Sonia informou que inicialmente a plataforma foi denominada “Dicionário Carioca de Favelas”, mas que recentemente o grupo resolveu homenagear a vereadora Marielle Franco (Psol/RJ), assassinada em março de 2018, que contribuiu ativamente para a elaboração do material. “Ela participou desde a primeira hora”, explicou a pesquisadora, informando que a parlamentar era uma entusiasta do projeto. “Marielle participou da primeira fase com muito entusiasmo. Nós decidimos homenageá-la não como estratégia de marketing, mas sim como tributo a uma pessoa que nos apoiou desde o início”, argumentou. “Seu assassinato foi uma tentativa de calar a voz que expressava os valores sobre a favela, sobre as mulheres negras, sobre a diversidade de gênero. Temos o mesmo compromisso, e queremos mostrar que Marielle vive por meio do dicionário”.

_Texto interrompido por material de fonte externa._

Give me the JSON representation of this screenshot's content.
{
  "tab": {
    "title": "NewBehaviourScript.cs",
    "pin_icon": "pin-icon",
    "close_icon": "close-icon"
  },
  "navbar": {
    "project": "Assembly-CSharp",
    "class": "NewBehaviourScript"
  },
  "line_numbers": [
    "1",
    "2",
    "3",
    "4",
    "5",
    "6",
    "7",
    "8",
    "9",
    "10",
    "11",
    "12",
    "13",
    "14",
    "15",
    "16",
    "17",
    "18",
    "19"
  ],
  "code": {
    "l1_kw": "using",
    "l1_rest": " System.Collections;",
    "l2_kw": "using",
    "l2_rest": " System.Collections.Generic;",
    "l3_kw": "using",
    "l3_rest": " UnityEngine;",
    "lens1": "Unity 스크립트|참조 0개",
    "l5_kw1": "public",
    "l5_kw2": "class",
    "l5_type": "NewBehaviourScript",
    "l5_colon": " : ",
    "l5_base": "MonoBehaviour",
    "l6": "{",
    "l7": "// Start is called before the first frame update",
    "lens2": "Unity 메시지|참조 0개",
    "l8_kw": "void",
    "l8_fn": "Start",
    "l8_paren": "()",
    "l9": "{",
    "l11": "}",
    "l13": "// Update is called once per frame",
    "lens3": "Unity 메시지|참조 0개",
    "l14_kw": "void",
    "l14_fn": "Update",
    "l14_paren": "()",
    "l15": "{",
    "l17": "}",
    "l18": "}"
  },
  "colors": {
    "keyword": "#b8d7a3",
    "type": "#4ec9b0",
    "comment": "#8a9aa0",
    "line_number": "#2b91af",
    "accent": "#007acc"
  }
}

Marielle Franco, mulher negra, cria do conjunto de favelas da Maré, na cidade do Rio de Janeiro, nasceu em 27 de julho de 1979. Em 2002 cursou a primeira turma de pré-vestibular comunitário no Centro de Ações Solidárias da Maré (CEASM). Após dois anos conquistou uma bolsa integral através do Programa Universidade Para Todos (Prouni) em Ciências Sociais na Pontíficia Universidade Católica do Rio de Janeiro (PUC Rio). Em 2014, tornou-se mestra em Administração Pública pela Universidade Federal Fluminense (UFF) defendendo a dissertação “UPP — A redução da favela em três letras”. Em 2016, foi a quinta parlamentar mais votada da cidade carioca e a segunda mulher com mais votos totalizando 46.502 aos 37 anos de idade. Em 14 de março de 2018, foi assassinada a tiros quando saía de um encontro de mulheres no bairro da Lapa, no centro do Rio. Até o momento o caso não foi solucionado pela polícia.